We all know that the scholastic theologians of the Middle Ages had a great interest in angels. How many of them can dance on the head of a pin? they asked. Modern Christians regard the question as trivial and ridiculous, and certainly, thus stated, it may seem so. But perhaps a medieval theologian would be forgiven for asking, “Why, then, do you moderns have to push past so many angel and cherub trinkets and cards in the local Christian store in order to find a book about the eternal God?”
In fact, this question about heads of pins and dancing angels contains a whole series of other questions: Do angels dance, and if so, why? For dancing (at least in Scripture) is normally a sign of joy. Why would they be so joyful? And what about the head of a pin? Well, it raises intriguing questions about what kind of creatures angels are. Do they take up space the way we do? How do they move through space as they seem to do in Scripture? So—if we really believe in a supernatural universe, and a God who has myriads of heavenly creatures as His servants—these questions about the heavenly branch of the family of God are inherently interesting even if Scripture does not give us all the answers in its three hundred-plus references to angels. Think of this as you struggle past the trinkets: Have we become so short-sighted in our perspective on reality that we have little interest in the way God governs the cosmos?
In fact, the medieval theologians believed that the angels are also theologians. There is a theologia angelorum, a theology of the angels. If we “do theology,” why wouldn’t angels do it as well? Perhaps there is something we can learn from them (after all, we sing “Praise My Soul the King of Heaven” with its line “Angels help us to adore him”). So, with apologies to C.S. Lewis and Wormwood, imagine a young student writing home from the Gabriel Theological Seminary after his first few days as a freshangel:
“Professor Michael has now given us three brilliant lectures in T.S.A. (Theologia Systematica Angelorum) 101. I thought my notes would interest you! Here they are:
Come to 3rd topic. Refer again to human philosopher Aristotle: Final end in view must be the first thing considered in order to use means that will lead to that end. So, always begin with “end.”
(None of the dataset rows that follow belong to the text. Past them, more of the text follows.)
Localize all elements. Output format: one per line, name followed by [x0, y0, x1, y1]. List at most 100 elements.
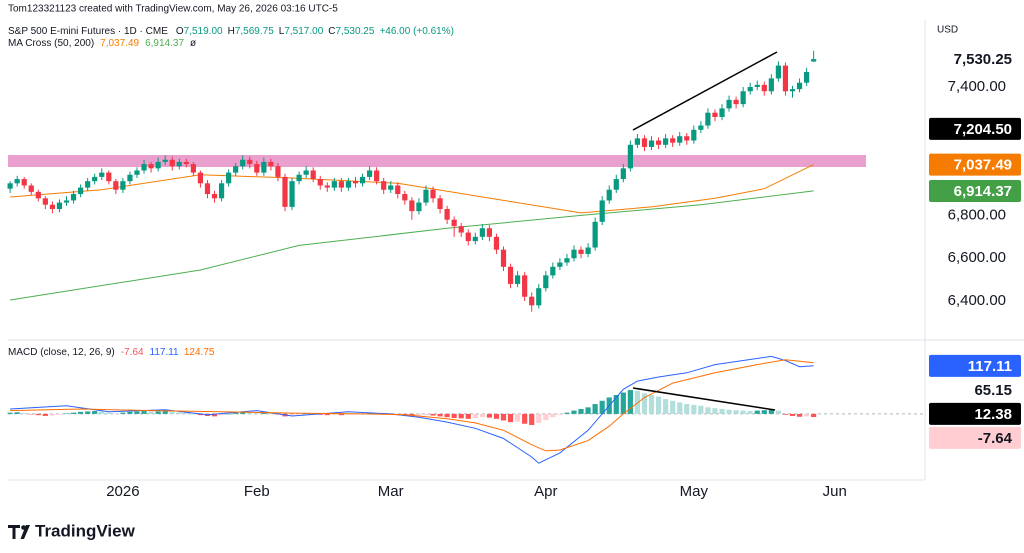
histogram-bar — [148, 411, 154, 414]
histogram-bar — [324, 413, 330, 416]
candle-body — [388, 185, 394, 190]
histogram-bar — [543, 413, 549, 421]
candle-body — [451, 219, 457, 227]
candle-body — [402, 194, 408, 201]
indicator-value: 6,914.37 — [145, 38, 184, 49]
histogram-bar — [811, 413, 817, 418]
ohlc-key: O — [176, 26, 184, 37]
legend-line: S&P 500 E-mini Futures · 1D · CME O7,519.… — [8, 26, 454, 37]
histogram-bar — [754, 410, 760, 414]
candle-body — [169, 159, 175, 167]
histogram-bar — [726, 409, 732, 414]
candle-body — [677, 136, 683, 143]
histogram-bar — [289, 413, 295, 416]
candle-body — [113, 181, 119, 190]
histogram-bar — [444, 413, 450, 418]
histogram-bar — [536, 413, 542, 423]
histogram-bar — [451, 413, 457, 419]
candle-body — [77, 187, 84, 195]
candle-body — [204, 183, 211, 195]
candle-body — [557, 262, 563, 267]
candle-body — [338, 181, 344, 188]
histogram-bar — [134, 411, 140, 414]
candle-body — [366, 170, 373, 177]
candle-body — [684, 136, 690, 141]
candle-body — [49, 204, 56, 210]
candle-body — [416, 202, 422, 212]
histogram-bar — [120, 412, 126, 414]
histogram-bar — [698, 405, 704, 414]
ohlc-value: 7,517.00 — [284, 26, 323, 37]
price-badge-label: 12.38 — [974, 406, 1012, 423]
candle-body — [691, 129, 697, 141]
candle-body — [296, 174, 302, 182]
candle-body — [352, 181, 359, 184]
moving-average-line — [10, 164, 814, 214]
histogram-bar — [641, 393, 648, 414]
histogram-bar — [803, 413, 810, 417]
candle-body — [444, 209, 450, 220]
candle-body — [465, 232, 471, 242]
candle-body — [310, 170, 316, 180]
candle-body — [712, 112, 718, 117]
histogram-bar — [49, 413, 56, 416]
candle-body — [571, 249, 577, 259]
candle-body — [564, 258, 570, 263]
currency: USD — [937, 25, 958, 36]
moving-average-line — [10, 190, 814, 301]
candle-body — [543, 275, 549, 289]
legend-line: MACD (close, 12, 26, 9) -7.64 117.11 124.75 — [8, 347, 215, 358]
histogram-bar — [613, 395, 619, 414]
y-tick-label: 6,400.00 — [948, 292, 1006, 309]
histogram-bar — [599, 400, 605, 414]
candle-body — [70, 194, 77, 201]
histogram-bar — [268, 413, 274, 414]
candle-body — [211, 194, 218, 199]
indicator-value: 7,037.49 — [100, 38, 139, 49]
histogram-bar — [42, 413, 48, 416]
watermark: Tom123321123 created with TradingView.co… — [8, 4, 338, 15]
histogram-bar — [768, 409, 774, 414]
candle-body — [578, 249, 584, 254]
brand: TradingView — [35, 521, 136, 540]
candle-body — [261, 161, 267, 173]
x-tick-label: 2026 — [106, 483, 139, 500]
candle-body — [599, 200, 605, 222]
histogram-bar — [670, 400, 676, 414]
histogram-bar — [176, 412, 182, 414]
candle-body — [740, 91, 746, 105]
candle-body — [409, 200, 415, 212]
histogram-bar — [218, 413, 225, 416]
histogram-bar — [338, 413, 344, 416]
histogram-bar — [585, 407, 591, 414]
candle-body — [437, 198, 443, 210]
histogram-bar — [465, 413, 471, 419]
ohlc-value: 7,569.75 — [235, 26, 274, 37]
candle-body — [634, 138, 641, 145]
candle-body — [289, 181, 295, 207]
price-badge — [929, 378, 1021, 401]
candle-body — [127, 174, 133, 182]
candle-body — [493, 236, 500, 250]
candle-body — [99, 172, 105, 177]
candle-body — [106, 172, 112, 182]
histogram-bar — [775, 410, 781, 414]
candle-body — [14, 179, 20, 184]
candle-body — [155, 161, 161, 169]
candle-body — [500, 249, 507, 267]
histogram-bar — [515, 413, 521, 422]
indicator-extra: ø — [190, 38, 196, 49]
candle-body — [176, 161, 182, 167]
candle-body — [141, 164, 147, 171]
candle-body — [550, 266, 556, 276]
ohlc-key: C — [328, 26, 335, 37]
histogram-bar — [430, 413, 436, 416]
candle-body — [42, 198, 48, 205]
price-badge-label: 117.11 — [968, 358, 1012, 375]
candle-body — [620, 168, 626, 180]
histogram-bar — [712, 408, 718, 414]
histogram-bar — [296, 413, 302, 415]
candle-body — [381, 181, 387, 190]
histogram-bar — [663, 399, 669, 414]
Today: 3rd lecture. Third question: “What is the chief end of man?” Cf. Angelic reports of seventeenth-century earthly Westminster Assembly: “Man’s chief end is to glorify God, and to enjoy him forever.”
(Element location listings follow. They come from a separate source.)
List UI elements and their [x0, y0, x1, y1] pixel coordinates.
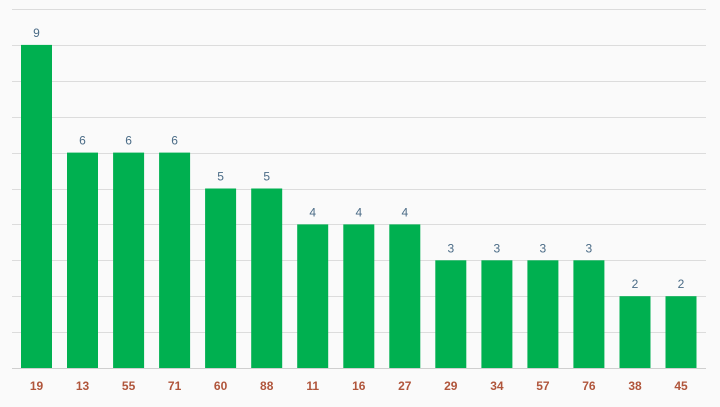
- value-label-19: 9: [33, 26, 40, 40]
- value-labels: 9 6 6 6 5 5 4 4 4 3 3 3 3 2 2: [33, 26, 685, 291]
- bar-55: [113, 152, 145, 368]
- category-label-55: 55: [122, 379, 136, 393]
- bar-13: [67, 152, 98, 368]
- value-label-71: 6: [171, 134, 178, 148]
- category-label-13: 13: [76, 379, 90, 393]
- value-label-60: 5: [217, 170, 224, 184]
- bar-57: [527, 260, 559, 368]
- bar-38: [619, 296, 651, 368]
- value-label-13: 6: [79, 134, 86, 148]
- category-label-29: 29: [444, 379, 458, 393]
- value-label-38: 2: [632, 277, 639, 291]
- category-label-38: 38: [628, 379, 642, 393]
- value-label-55: 6: [125, 134, 132, 148]
- bar-76: [573, 260, 605, 368]
- category-label-19: 19: [30, 379, 44, 393]
- value-label-27: 4: [401, 205, 408, 219]
- bars: [21, 44, 697, 369]
- bar-60: [205, 188, 237, 368]
- value-label-57: 3: [540, 241, 547, 255]
- category-label-11: 11: [306, 379, 319, 393]
- value-label-88: 5: [263, 170, 270, 184]
- bar-45: [665, 296, 697, 368]
- bar-34: [481, 260, 513, 368]
- value-label-34: 3: [494, 241, 501, 255]
- category-label-88: 88: [260, 379, 274, 393]
- bar-16: [343, 224, 375, 368]
- category-label-76: 76: [582, 379, 596, 393]
- category-label-71: 71: [168, 379, 182, 393]
- value-label-16: 4: [355, 205, 362, 219]
- category-label-34: 34: [490, 379, 504, 393]
- bar-71: [159, 152, 191, 368]
- category-label-16: 16: [352, 379, 366, 393]
- value-label-29: 3: [447, 241, 454, 255]
- bar-19: [21, 44, 52, 369]
- category-labels: 19 13 55 71 60 88 11 16 27 29 34 57 76 38 45: [30, 379, 688, 393]
- value-label-45: 2: [678, 277, 685, 291]
- category-label-45: 45: [674, 379, 688, 393]
- bar-29: [435, 260, 467, 368]
- value-label-76: 3: [586, 241, 593, 255]
- value-label-11: 4: [309, 205, 316, 219]
- bar-11: [297, 224, 329, 368]
- bar-88: [251, 188, 283, 368]
- category-label-57: 57: [536, 379, 550, 393]
- category-label-60: 60: [214, 379, 228, 393]
- category-label-27: 27: [398, 379, 412, 393]
- bar-27: [389, 224, 421, 368]
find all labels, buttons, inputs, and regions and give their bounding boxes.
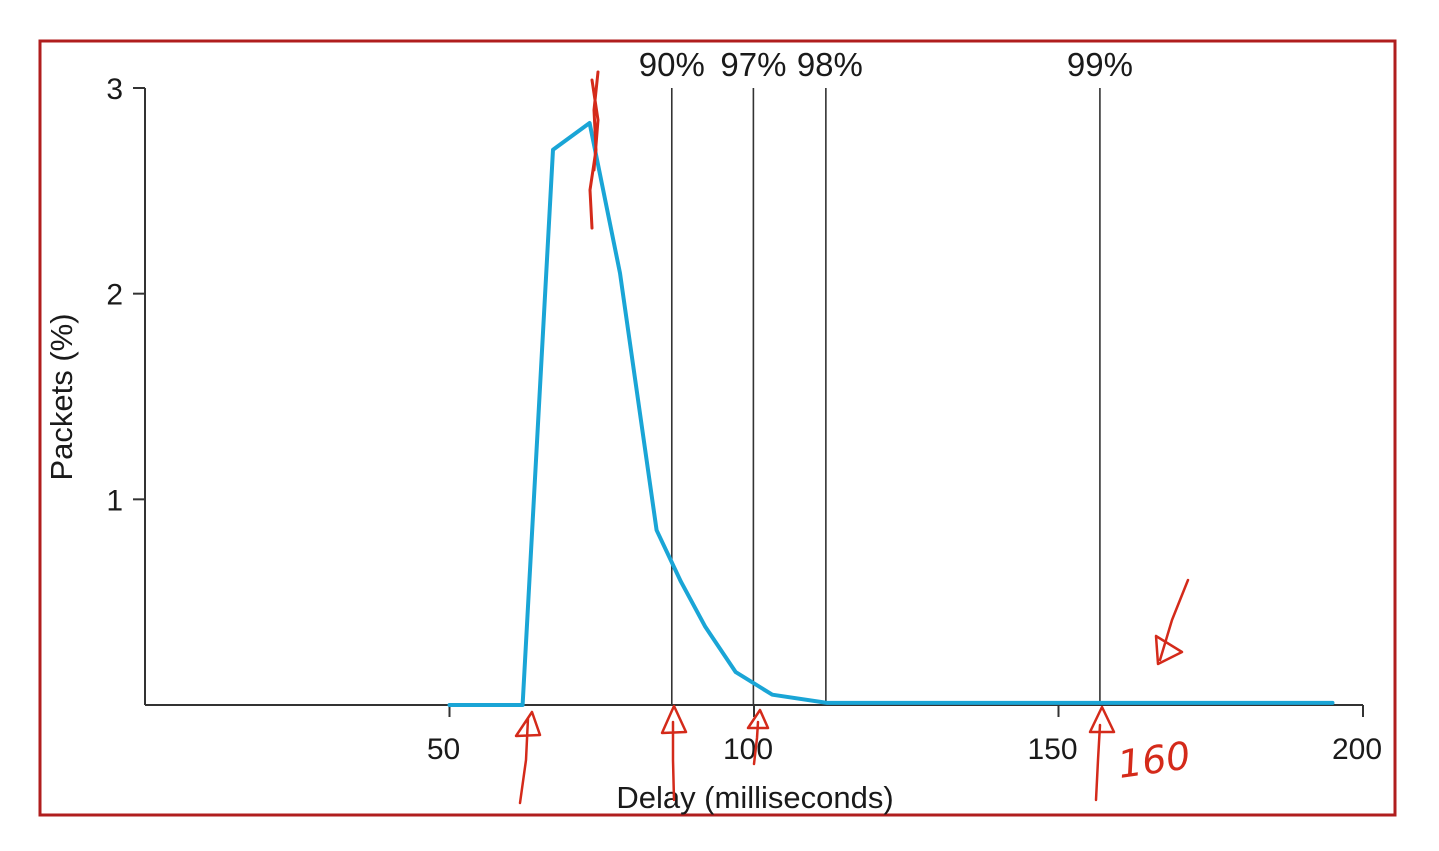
- percentile-lines: 90% 97% 98% 99%: [639, 46, 1133, 705]
- arrow-up-99-icon: [1088, 705, 1116, 802]
- figure-frame: [38, 39, 1397, 817]
- handwritten-note: 160: [1115, 733, 1193, 787]
- y-tick-label: 3: [106, 73, 123, 106]
- x-axis-title: Delay (milliseconds): [616, 780, 893, 815]
- percentile-label: 97%: [720, 46, 786, 83]
- peak-marker-scribble: [588, 70, 600, 230]
- arrow-up-left-icon: [514, 710, 542, 805]
- arrow-down-tail-icon: [1154, 578, 1190, 666]
- x-tick-label: 150: [1027, 733, 1077, 766]
- arrow-up-97-icon: [746, 708, 770, 766]
- x-ticks: 50 100 150 200: [427, 705, 1382, 766]
- x-tick-label: 200: [1332, 733, 1382, 766]
- handwritten-annotations: 160: [514, 70, 1193, 805]
- percentile-label: 90%: [639, 46, 705, 83]
- percentile-label: 99%: [1067, 46, 1133, 83]
- x-tick-label: 50: [427, 733, 460, 766]
- y-tick-label: 2: [106, 279, 123, 312]
- y-axis-title: Packets (%): [44, 313, 79, 480]
- y-tick-label: 1: [106, 484, 123, 517]
- arrow-up-90-icon: [660, 704, 688, 802]
- series-layer: [447, 121, 1335, 707]
- x-tick-label: 100: [723, 733, 773, 766]
- series-line: [447, 121, 1335, 707]
- percentile-label: 98%: [797, 46, 863, 83]
- y-ticks: 1 2 3: [106, 73, 145, 517]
This answer parallels yesterday’s topic: “What is the chief end of angels?” Saw answer is: “Angels’ chief end is to glorify God and to enjoy Him forever.”
Reasons for this drawn from (a) the character of God, (b) the nature of creation in general, and (c) the nature and function of angels in particular.
This set us up for the consideration of the angels’ chief end in its earthly dimension in relationship to man’s identical chief end.
But Professor Michael stresses again: remember conclusion reached in first lecture when we asked ultimate question (i.e. the undiluted theological question)—a daring question. “What is the chief end of God?” and the answer? “The chief end of God is to glorify God, and to enjoy Himself forever.”
N.B. Divine glory and joy is the foundation for human joy, angelic joy. Both find their center and source in the Great I Am, Father, Son, and Holy Spirit.
Human theology, angelic theology, divine theology—all have in view the “enjoy” that comes from the glory and glorifying of God.
Cf. the human poet Charles Wesley (eighteenth human century). We angels can also sing:
“Let earth and Heaven combine,
Angels and men agree.”
Professor Michael said tons more—but must rush for dinner: dessert tonight is angel food cake!
Learning so much! Lots of love, Septimus.”
Fanciful, of course, but it helps to make the point. Theology is a joyful and glorious activity because it is ultimately about the glory and joy of our God. Its goal is that of the angels, indeed, of God Himself: this combination of glorifying and enjoying God, which is to the unbeliever the ultimate contradiction but for Christians the discovery of our destiny.